Из собора — к Еремееву. Застаю дома его жену — очень милую барыньку. Устроился Ер<емеев> очень недурно, по-московски, и я, глядя на его громадную квартиру, не верю Александру, к<ото>рый говорил, что в Таганроге нельзя устроиться. Визитеров тьма, и всё местные аристократы — мелкие, грошовые людишки, из к<ото>рых, впрочем, можно сделать сносный выбор. Познакомился с офицером Джепаридзе — местная знаменитость, дравшаяся на дуэли. Видел докторов: Фамильянта, Ромбро, Иорданова и проч. В 3 часа является домой Ерем<еев>, пьяный, как стелька. От моего приезда он в восторге и клянется мне в вечной дружбе; знаком я с ним был мало, но он клянется, что у него на этом свете только и есть 2 истинных друга: я и Коробов. Садимся обедать и трескаем сантуринское. Обед приличный: хороший суп без твердого риса и цыплята. Несмотря на холодный ветер, после обеда едем в Карантин. Тут, в Карантине, много дач дешевых и удобных; нанять к будущему году можно, но меня смущает изобилие дач; где изобилие, там многолюдство и шум. Есть дачи во дворе Компанейской мельницы, но мне не нравится место. Многие советуют съездить за 7 верст от Таганрога к Миусу, где тоже есть дачи. Когда съезжу, напишу. На Миусе продаются дачи очень дешево. Можно купить сносную дачу с садиком и с берегом за 500-1000 руб. Дешевле грыбов.

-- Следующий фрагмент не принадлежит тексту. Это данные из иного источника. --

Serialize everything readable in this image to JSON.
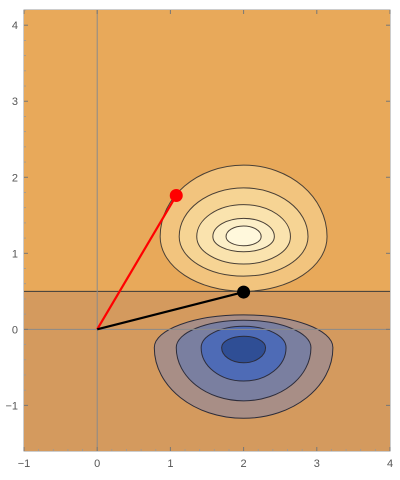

Чеховым, 10–11 апреля 1887

256. ЧЕХОВЫМ*

10-11 апреля 1887 г. Таганрог.


7, 8, 9 и 10 апрель. Скучнейшие дни. Холодно и пасмурно. Все дни меня «несет». Бегаю днем и ночью. Ночью чистое мучение: потемки, ветер, трудно отворяемые скрипучие двери, блуждание по темному двору, подозрительная тишина, отсутствие газетной бумаги… Купил гуниади, но здешний гуниади — бессовестная подделка, с полынною горечью. Каждую ночь приходилось жалеть и бранить себя за добровольное принятие мук, за выезд из Москвы в страну поддельного гуниади, потемок и подзаборных ватеров. Постоянное чувство неудобной лагерной жизни, а тут еще непрерывное «ета… ета… ета… да ты мало ел, да ты ба покушал… да я забула засипать хорошего чаю»… Одно только утешение: Еремеев с женой и с своей удобной квартирой… Судьба щадит меня: я не вижу Анисима Васильича и еще ни разу не был вынуждаем говорить о политике. Если встречусь с Ан<исимом> Васил<ьичем>, то — пулю в лоб.

Меня «несет», а потому редко выхожу из дому. Выехать нельзя, ибо холодновато, да и хочется поглядеть на проводы*. 19-го и 20-го я гуляю и шаферствую в Новочеркасске на свадьбе*, а раньше и позднее буду у Кравцова*, где неудобства жизни в 1000 раз удобнее таганрогских удобств.